In her opinion piece, Nwaubani is most captivating in her address of how the dynamics of psyche have come to play a significant role in how we understand personhood in Nigeria. Her memories of her dad yelling at the house helps to stop singing remind me of when my Aunt, whom I love dearly, expressed incredulity that her 12 year old omodo thought that going to school was her God-given right. There is a madness in this- a madness that permeates many other aspects of Nigerian society- and is even implicated on the contrary when Nwaubani describes the house helps as having “a bottomless hunger that could never be satisfied, no matter how much you heaped on their plates or what quantity of our leftovers they cleaned out.” This is an insanity that nonetheless illuminates how oppression can be simultaneously ludicrous and commonplace.

With that said, I have some issues with Nwaubani’s comparison of Nigeria to the U.S. It reads overly simplistic in using the United States, which still faces a plethora of issues in realising equality across class, race, sexuality, and gender, as a comparison.

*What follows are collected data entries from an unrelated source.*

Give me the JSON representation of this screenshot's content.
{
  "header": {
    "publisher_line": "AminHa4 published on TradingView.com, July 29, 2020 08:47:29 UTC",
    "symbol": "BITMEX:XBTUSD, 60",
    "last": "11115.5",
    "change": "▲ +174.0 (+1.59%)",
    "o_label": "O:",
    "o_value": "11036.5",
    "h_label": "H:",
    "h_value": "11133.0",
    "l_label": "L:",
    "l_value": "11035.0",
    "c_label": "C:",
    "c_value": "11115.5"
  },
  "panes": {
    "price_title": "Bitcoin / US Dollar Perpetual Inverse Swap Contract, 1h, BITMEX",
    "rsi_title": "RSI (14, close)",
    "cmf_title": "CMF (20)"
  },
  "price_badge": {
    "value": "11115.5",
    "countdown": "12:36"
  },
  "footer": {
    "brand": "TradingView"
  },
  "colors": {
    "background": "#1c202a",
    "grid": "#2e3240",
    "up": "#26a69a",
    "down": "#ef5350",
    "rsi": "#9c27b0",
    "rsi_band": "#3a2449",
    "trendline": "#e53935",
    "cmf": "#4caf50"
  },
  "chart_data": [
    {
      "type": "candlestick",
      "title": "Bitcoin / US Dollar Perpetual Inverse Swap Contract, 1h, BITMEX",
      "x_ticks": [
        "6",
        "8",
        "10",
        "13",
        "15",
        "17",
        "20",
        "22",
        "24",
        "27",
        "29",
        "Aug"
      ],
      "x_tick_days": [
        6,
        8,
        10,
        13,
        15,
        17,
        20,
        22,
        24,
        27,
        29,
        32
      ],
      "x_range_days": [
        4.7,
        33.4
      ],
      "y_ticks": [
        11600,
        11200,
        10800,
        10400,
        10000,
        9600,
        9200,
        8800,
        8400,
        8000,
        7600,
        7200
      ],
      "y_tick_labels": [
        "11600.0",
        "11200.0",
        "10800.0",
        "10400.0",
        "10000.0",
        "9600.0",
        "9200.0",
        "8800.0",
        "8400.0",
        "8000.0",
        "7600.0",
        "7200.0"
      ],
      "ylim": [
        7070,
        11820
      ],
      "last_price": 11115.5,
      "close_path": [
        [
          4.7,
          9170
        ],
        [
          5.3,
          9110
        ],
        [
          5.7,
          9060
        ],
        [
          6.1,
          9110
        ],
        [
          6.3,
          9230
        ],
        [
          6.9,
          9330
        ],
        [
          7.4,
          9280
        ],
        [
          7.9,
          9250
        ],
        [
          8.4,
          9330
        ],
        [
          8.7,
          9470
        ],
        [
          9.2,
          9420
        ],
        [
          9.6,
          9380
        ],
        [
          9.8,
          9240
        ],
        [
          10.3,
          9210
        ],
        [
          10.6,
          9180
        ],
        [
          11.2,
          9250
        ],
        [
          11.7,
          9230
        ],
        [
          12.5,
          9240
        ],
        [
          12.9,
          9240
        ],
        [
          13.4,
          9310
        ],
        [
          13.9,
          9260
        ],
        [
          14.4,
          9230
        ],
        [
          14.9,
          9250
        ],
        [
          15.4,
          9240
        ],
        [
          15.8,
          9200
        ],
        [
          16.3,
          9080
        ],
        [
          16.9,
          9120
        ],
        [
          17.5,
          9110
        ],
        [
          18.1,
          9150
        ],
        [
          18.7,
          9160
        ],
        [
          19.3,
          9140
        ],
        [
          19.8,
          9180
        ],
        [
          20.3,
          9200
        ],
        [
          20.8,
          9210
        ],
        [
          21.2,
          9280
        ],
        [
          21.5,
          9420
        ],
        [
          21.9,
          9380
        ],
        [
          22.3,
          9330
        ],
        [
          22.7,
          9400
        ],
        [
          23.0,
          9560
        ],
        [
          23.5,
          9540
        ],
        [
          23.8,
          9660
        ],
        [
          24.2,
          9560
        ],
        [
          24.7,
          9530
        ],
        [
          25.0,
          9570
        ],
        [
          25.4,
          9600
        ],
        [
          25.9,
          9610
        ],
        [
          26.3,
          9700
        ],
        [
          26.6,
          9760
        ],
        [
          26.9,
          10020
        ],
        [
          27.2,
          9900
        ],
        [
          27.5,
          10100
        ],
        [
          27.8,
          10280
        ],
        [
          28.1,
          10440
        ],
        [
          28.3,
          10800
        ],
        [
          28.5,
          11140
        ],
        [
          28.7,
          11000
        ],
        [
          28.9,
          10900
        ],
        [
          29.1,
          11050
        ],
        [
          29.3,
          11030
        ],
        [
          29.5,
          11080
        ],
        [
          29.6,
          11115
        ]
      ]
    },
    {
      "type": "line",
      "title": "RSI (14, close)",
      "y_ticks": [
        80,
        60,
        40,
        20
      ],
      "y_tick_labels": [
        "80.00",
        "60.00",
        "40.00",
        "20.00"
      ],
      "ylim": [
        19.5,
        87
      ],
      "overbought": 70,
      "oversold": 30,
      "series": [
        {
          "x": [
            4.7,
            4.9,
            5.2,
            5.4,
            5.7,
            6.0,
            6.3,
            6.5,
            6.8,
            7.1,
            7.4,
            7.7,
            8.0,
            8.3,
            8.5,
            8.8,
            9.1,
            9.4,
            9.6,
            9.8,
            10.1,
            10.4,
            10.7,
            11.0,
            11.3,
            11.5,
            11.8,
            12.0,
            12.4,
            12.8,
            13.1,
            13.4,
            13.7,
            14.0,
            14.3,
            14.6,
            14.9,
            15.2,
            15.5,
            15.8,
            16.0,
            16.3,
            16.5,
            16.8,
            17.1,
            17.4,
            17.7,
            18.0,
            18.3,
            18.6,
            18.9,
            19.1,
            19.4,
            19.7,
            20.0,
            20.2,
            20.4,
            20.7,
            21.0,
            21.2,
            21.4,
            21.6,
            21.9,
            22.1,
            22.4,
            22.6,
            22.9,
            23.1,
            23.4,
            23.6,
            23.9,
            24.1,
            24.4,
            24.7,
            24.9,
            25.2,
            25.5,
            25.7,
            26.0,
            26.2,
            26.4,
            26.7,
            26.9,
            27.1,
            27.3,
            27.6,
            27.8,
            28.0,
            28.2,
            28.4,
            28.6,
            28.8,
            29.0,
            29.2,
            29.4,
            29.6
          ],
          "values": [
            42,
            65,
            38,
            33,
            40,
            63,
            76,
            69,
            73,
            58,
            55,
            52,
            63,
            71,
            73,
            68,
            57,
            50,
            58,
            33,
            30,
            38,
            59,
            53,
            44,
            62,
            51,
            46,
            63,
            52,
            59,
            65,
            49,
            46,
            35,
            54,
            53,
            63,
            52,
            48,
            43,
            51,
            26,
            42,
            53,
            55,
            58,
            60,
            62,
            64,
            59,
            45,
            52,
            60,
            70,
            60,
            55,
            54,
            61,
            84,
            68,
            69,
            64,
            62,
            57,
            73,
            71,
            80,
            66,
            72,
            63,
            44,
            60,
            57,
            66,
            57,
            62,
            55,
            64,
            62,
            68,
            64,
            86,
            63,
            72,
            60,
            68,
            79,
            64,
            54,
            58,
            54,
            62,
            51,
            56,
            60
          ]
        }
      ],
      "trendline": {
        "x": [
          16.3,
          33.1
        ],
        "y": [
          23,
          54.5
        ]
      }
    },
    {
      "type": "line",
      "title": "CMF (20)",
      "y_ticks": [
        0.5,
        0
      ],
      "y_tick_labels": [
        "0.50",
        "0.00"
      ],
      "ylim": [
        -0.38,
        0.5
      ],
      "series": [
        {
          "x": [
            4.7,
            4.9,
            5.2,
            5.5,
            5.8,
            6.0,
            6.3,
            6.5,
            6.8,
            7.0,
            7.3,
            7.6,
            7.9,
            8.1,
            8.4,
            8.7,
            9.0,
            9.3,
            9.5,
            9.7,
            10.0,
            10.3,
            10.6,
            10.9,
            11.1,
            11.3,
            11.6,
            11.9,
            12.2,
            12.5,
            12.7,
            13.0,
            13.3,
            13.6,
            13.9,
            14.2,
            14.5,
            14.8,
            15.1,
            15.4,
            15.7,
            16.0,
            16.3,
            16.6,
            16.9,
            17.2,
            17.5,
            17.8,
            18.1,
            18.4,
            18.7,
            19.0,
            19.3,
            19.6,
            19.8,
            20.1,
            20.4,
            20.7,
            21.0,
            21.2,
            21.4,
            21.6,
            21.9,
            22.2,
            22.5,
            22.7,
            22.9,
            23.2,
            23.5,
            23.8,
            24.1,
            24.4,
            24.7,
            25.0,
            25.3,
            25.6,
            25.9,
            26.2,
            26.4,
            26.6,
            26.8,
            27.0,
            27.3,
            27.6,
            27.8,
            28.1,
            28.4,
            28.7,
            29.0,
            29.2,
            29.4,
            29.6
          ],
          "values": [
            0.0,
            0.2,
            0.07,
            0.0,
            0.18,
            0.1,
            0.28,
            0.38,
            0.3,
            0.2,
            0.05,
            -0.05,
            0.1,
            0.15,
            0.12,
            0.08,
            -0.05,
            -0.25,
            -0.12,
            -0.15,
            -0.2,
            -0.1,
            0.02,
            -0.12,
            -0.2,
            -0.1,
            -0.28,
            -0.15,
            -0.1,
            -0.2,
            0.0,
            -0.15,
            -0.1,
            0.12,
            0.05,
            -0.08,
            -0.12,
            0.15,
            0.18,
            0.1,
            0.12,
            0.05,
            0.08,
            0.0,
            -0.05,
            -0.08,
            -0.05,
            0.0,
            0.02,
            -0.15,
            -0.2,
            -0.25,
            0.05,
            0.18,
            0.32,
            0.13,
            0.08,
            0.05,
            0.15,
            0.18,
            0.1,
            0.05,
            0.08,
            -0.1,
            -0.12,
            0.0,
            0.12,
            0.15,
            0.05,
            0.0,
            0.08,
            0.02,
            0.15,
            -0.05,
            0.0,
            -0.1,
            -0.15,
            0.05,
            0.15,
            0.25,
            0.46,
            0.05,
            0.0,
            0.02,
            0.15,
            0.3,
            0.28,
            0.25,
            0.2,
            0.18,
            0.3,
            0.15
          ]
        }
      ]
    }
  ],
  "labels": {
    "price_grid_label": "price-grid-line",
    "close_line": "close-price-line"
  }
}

In addition, I take issue with its publication in the NYTimes to a primarily Western audience, which in some ways reinforces the idea that American/Western values are superior to Nigerian notions of equality. However, it becomes difficult to defend Nigeria’s ineptitude at addressing domestic servitude when many fail to perceive it as an issue that is integral to, and implicated in Nigeria’s pattern of growing inequality. There is no simple solution to combating child domestic labor, or inequality throughout the country, but as a start we need to switch from a defensive position and sit on the sidelines, even if it’s just for a second. This is what we need to grow: self-reflexivity.

*omodo means house help in Yoruba
**I won’t waste my time posting pictures of child house helps (Where would I find them?). They are the definition of hypervisibility: that which is ubiquitous, yet never truly seen.